공급시기 도래 전에 대가의 지급 없이 교부받은 세금계산서의 매입세액 공제 여부[국승]
Incheon District Court 2007Guu5466 (2008.05)
The propriety of any tax invoice delivered prior to the time of supply, in a false tax invoice different from the fact
If an input tax deduction is allowed solely on the basis that the tax invoice delivered prior to the time of supply is confirmed to have been supplied and paid within the same taxable period, any inconsistency in the refund occurs even if the tax invoice is issued after the time of supply, unlike the case where the tax invoice is delivered to the purchaser.
The contents of the decision shall be the same as attached.
Article 3 (Taxable Period)
Article 9 (Transaction Time of Value-Added Tax Act)
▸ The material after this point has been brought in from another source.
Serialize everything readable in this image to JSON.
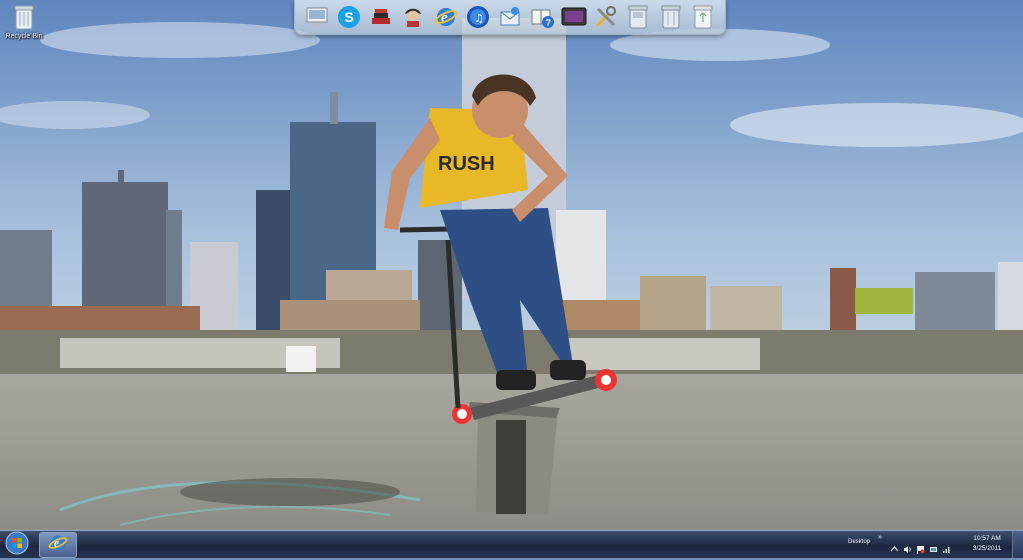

1. Revocation of a judgment of the first instance;
2. The plaintiff's claim is dismissed.
3. All costs of the lawsuit shall be borne by the Plaintiff.
1. Purport of claim
The Defendant’s disposition rejecting an application for refund of value-added tax of KRW 44,091,00 for the first term portion of 2006 against the Plaintiff on June 8, 2006 is revoked.
2. Purport of appeal
The same shall apply to the order.
1. Details of the disposition;
A. On March 2, 2006, the Plaintiff entered into a contract with ○○ General Construction Co., Ltd. (hereinafter “○○ General Construction”) under which the said ○ General Construction Co., Ltd. newly built two-story factories (hereinafter “the instant building”) on the ○○○○○-dong, Incheon ○○○○-2 and two lots of land (hereinafter “the instant building”) by May 10, 2006 (hereinafter “the instant construction”).
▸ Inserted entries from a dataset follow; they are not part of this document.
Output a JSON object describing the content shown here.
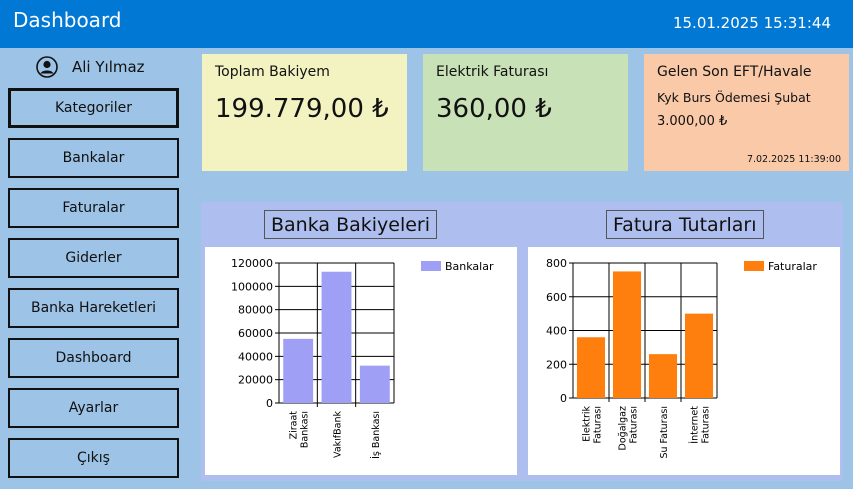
{
  "app": {
    "title": "Dashboard",
    "datetime": "15.01.2025 15:31:44"
  },
  "user": {
    "name": "Ali Yılmaz",
    "icon": "user-circle-icon"
  },
  "nav": [
    {
      "label": "Kategoriler",
      "active": true
    },
    {
      "label": "Bankalar"
    },
    {
      "label": "Faturalar"
    },
    {
      "label": "Giderler"
    },
    {
      "label": "Banka Hareketleri"
    },
    {
      "label": "Dashboard"
    },
    {
      "label": "Ayarlar"
    },
    {
      "label": "Çıkış"
    }
  ],
  "cards": {
    "balance": {
      "label": "Toplam Bakiyem",
      "value": "199.779,00 ₺",
      "color": "#f3f2c1"
    },
    "electric": {
      "label": "Elektrik Faturası",
      "value": "360,00 ₺",
      "color": "#c9e1b6"
    },
    "eft": {
      "label": "Gelen Son EFT/Havale",
      "description": "Kyk Burs Ödemesi Şubat",
      "amount": "3.000,00 ₺",
      "date": "7.02.2025 11:39:00",
      "color": "#f9c9a8"
    }
  },
  "chart_titles": {
    "bank": "Banka Bakiyeleri",
    "bill": "Fatura Tutarları"
  },
  "chart_data": [
    {
      "type": "bar",
      "title": "Banka Bakiyeleri",
      "categories": [
        [
          "Ziraat",
          "Bankası"
        ],
        [
          "VakıfBank"
        ],
        [
          "İş Bankası"
        ]
      ],
      "series": [
        {
          "name": "Bankalar",
          "values": [
            55000,
            112500,
            32000
          ],
          "color": "#9f9ff5"
        }
      ],
      "yticks": [
        "120000",
        "100000",
        "80000",
        "60000",
        "40000",
        "20000",
        "0"
      ],
      "ylim": [
        0,
        120000
      ],
      "grid": true,
      "legend": "top-right"
    },
    {
      "type": "bar",
      "title": "Fatura Tutarları",
      "categories": [
        [
          "Elektrik",
          "Faturası"
        ],
        [
          "Doğalgaz",
          "Faturası"
        ],
        [
          "Su Faturası"
        ],
        [
          "İnternet",
          "Faturası"
        ]
      ],
      "series": [
        {
          "name": "Faturalar",
          "values": [
            360,
            750,
            260,
            500
          ],
          "color": "#ff7f0e"
        }
      ],
      "yticks": [
        "800",
        "600",
        "400",
        "200",
        "0"
      ],
      "ylim": [
        0,
        800
      ],
      "grid": true,
      "legend": "top-right"
    }
  ]
}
B. On March 2, 2006, the Plaintiff received respectively a tax invoice (value of KRW 20,000,000) prepared on March 2, 2006 from ○○ Comprehensive Construction Co., Ltd. (hereinafter “○○ Comprehensive Construction”) and a tax invoice (value of KRW 530,000,000; hereinafter “instant tax invoice”) prepared on March 31, 2006 from the above ○ Comprehensive Construction, and filed an application for refund of value-added tax amount of KRW 55,00,000 on the aggregate of supply values of the said tax invoice with the Defendant on April 25, 2006.
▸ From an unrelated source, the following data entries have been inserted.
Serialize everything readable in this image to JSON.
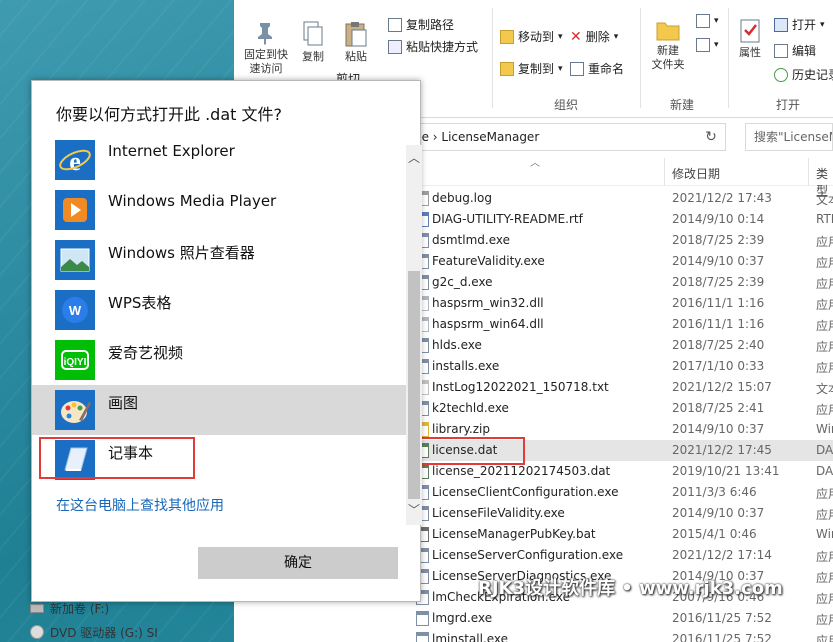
{
  "ribbon": {
    "pin_label": "固定到快\n速访问",
    "copy_label": "复制",
    "paste_label": "粘贴",
    "copy_path_label": "复制路径",
    "paste_shortcut_label": "粘贴快捷方式",
    "cut_label": "剪切",
    "move_to_label": "移动到",
    "delete_label": "删除",
    "copy_to_label": "复制到",
    "rename_label": "重命名",
    "new_folder_label": "新建\n文件夹",
    "properties_label": "属性",
    "open_label": "打开",
    "edit_label": "编辑",
    "history_label": "历史记录",
    "group_organize": "组织",
    "group_new": "新建",
    "group_open": "打开"
  },
  "address": {
    "path": "ce  ›  LicenseManager",
    "search_placeholder": "搜索\"LicenseManager\""
  },
  "file_list": {
    "col_date": "修改日期",
    "col_type": "类型",
    "files": [
      {
        "name": "debug.log",
        "date": "2021/12/2 17:43",
        "type": "文本",
        "icon": "log-icon"
      },
      {
        "name": "DIAG-UTILITY-README.rtf",
        "date": "2014/9/10 0:14",
        "type": "RTF",
        "icon": "rtf-icon"
      },
      {
        "name": "dsmtlmd.exe",
        "date": "2018/7/25 2:39",
        "type": "应用",
        "icon": "exe-icon"
      },
      {
        "name": "FeatureValidity.exe",
        "date": "2014/9/10 0:37",
        "type": "应用",
        "icon": "exe-icon"
      },
      {
        "name": "g2c_d.exe",
        "date": "2018/7/25 2:39",
        "type": "应用",
        "icon": "exe-icon"
      },
      {
        "name": "haspsrm_win32.dll",
        "date": "2016/11/1 1:16",
        "type": "应用",
        "icon": "dll-icon"
      },
      {
        "name": "haspsrm_win64.dll",
        "date": "2016/11/1 1:16",
        "type": "应用",
        "icon": "dll-icon"
      },
      {
        "name": "hlds.exe",
        "date": "2018/7/25 2:40",
        "type": "应用",
        "icon": "exe-icon"
      },
      {
        "name": "installs.exe",
        "date": "2017/1/10 0:33",
        "type": "应用",
        "icon": "exe-icon"
      },
      {
        "name": "InstLog12022021_150718.txt",
        "date": "2021/12/2 15:07",
        "type": "文本",
        "icon": "txt-icon"
      },
      {
        "name": "k2techld.exe",
        "date": "2018/7/25 2:41",
        "type": "应用",
        "icon": "exe-icon"
      },
      {
        "name": "library.zip",
        "date": "2014/9/10 0:37",
        "type": "Win",
        "icon": "zip-icon"
      },
      {
        "name": "license.dat",
        "date": "2021/12/2 17:45",
        "type": "DA",
        "icon": "dat-icon",
        "selected": true
      },
      {
        "name": "license_20211202174503.dat",
        "date": "2019/10/21 13:41",
        "type": "DA",
        "icon": "dat-icon"
      },
      {
        "name": "LicenseClientConfiguration.exe",
        "date": "2011/3/3 6:46",
        "type": "应用",
        "icon": "exe-icon"
      },
      {
        "name": "LicenseFileValidity.exe",
        "date": "2014/9/10 0:37",
        "type": "应用",
        "icon": "exe-icon"
      },
      {
        "name": "LicenseManagerPubKey.bat",
        "date": "2015/4/1 0:46",
        "type": "Win",
        "icon": "bat-icon"
      },
      {
        "name": "LicenseServerConfiguration.exe",
        "date": "2021/12/2 17:14",
        "type": "应用",
        "icon": "exe-icon"
      },
      {
        "name": "LicenseServerDiagnostics.exe",
        "date": "2014/9/10 0:37",
        "type": "应用",
        "icon": "exe-icon"
      },
      {
        "name": "lmCheckExpiration.exe",
        "date": "2007/9/16 0:46",
        "type": "应用",
        "icon": "exe-icon"
      },
      {
        "name": "lmgrd.exe",
        "date": "2016/11/25 7:52",
        "type": "应用",
        "icon": "exe-icon"
      },
      {
        "name": "lminstall.exe",
        "date": "2016/11/25 7:52",
        "type": "应用",
        "icon": "exe-icon"
      }
    ]
  },
  "nav": {
    "items": [
      {
        "label": "新加卷 (F:)",
        "icon": "drive-icon"
      },
      {
        "label": "DVD 驱动器 (G:) SI",
        "icon": "dvd-icon"
      }
    ]
  },
  "dialog": {
    "title": "你要以何方式打开此 .dat 文件?",
    "apps": [
      {
        "label": "Internet Explorer",
        "icon": "internet-explorer-icon"
      },
      {
        "label": "Windows Media Player",
        "icon": "windows-media-player-icon"
      },
      {
        "label": "Windows 照片查看器",
        "icon": "photo-viewer-icon"
      },
      {
        "label": "WPS表格",
        "icon": "wps-spreadsheet-icon"
      },
      {
        "label": "爱奇艺视频",
        "icon": "iqiyi-icon"
      },
      {
        "label": "画图",
        "icon": "paint-icon",
        "selected": true
      },
      {
        "label": "记事本",
        "icon": "notepad-icon"
      }
    ],
    "more_apps_link": "在这台电脑上查找其他应用",
    "ok_label": "确定"
  },
  "watermark": "RJK3设计软件库 • www.rjk3.com",
  "colors": {
    "highlight_red": "#e23b3b",
    "link_blue": "#1a68b8",
    "selected_row": "#e5e5e5"
  }
}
C. On June 8, 2006, the Defendant decided to deduct the input tax amount for KRW 45,100,000,000, out of KRW 530,000 of the supply value of the instant tax invoice, as the tax invoice issued before the time of supply, and instead constitutes a false tax invoice issued before the time of supply. As such, the Defendant decided to refund the input tax amount for KRW 45,100,000, out of KRW 55,000,000, which was reported by the Plaintiff, and to deduct the input tax amount for KRW 9,90,000.
D. After being notified of the above decision on June 12, 2006, the Plaintiff filed an objection, and thereafter, the Defendant rendered a re-inspection on September 1, 2006 and decided to correct the decision after confirming on the place of refund. As a result, on December 14, 2006, with respect to the Plaintiff, the Plaintiff decided to deduct the input tax amount on the ground that the tax invoice (the supply price of KRW 20,000,000) received from ○○ Construction was actually traded by considering the construction contract, construction renunciation, and deposit sheet, etc., and the Plaintiff did not receive the above tax invoice on March 31, 2006, since the portion of the tax invoice received from ○○ Integrated Construction (the supply price of KRW 530,000,000,000, excluding the price of KRW 530,000,0000,0000, which was issued on March 31, 2006.
E. On March 12, 2007, the Plaintiff filed an appeal on March 12, 2007 after the filing of the above objection, and the National Tax Tribunal decided to deduct the input tax amount of KRW 120,00,000 (the supply price of KRW 109,090,90, and the supply price of KRW 10,909,09,090) which is confirmed to have been paid as construction cost by March 31, 2006, as the issue date of the instant tax invoice, as a legitimate tax invoice, from the input tax amount of KRW 10,909,00,000 (the input tax amount of KRW 10,90,09,000). Accordingly, the Defendant issued an additional disposition to deduct the input tax amount of KRW 1,009,000 from the original input tax amount of KRW 100,000,000 in accordance with the above determination of the determination of the input tax amount of KRW 1,009,000.
[Ground of recognition] Facts without dispute, Gap evidence 1 to 5, Eul evidence 1 to 7, Eul evidence 2 to 10, and the purport of the whole pleadings
2. Whether the disposition is lawful;
A. The parties' assertion
(1) The plaintiff's assertion
Although the tax invoice of this case is prepared prior to the actual date of supply and the actual date of supply are different, if the actual transaction is confirmed within the same taxable period, the tax invoice of this case constitutes a legitimate tax invoice, as it constitutes a case where transaction is confirmed in view of the fact that the tax invoice under Article 60 (2) 2 of the former Enforcement Decree of the Value-Added Tax Act (amended by Presidential Decree No. 19892, Feb. 28, 2007; Presidential Decree No. hereinafter referred to as the "Enforcement Decree of the Act")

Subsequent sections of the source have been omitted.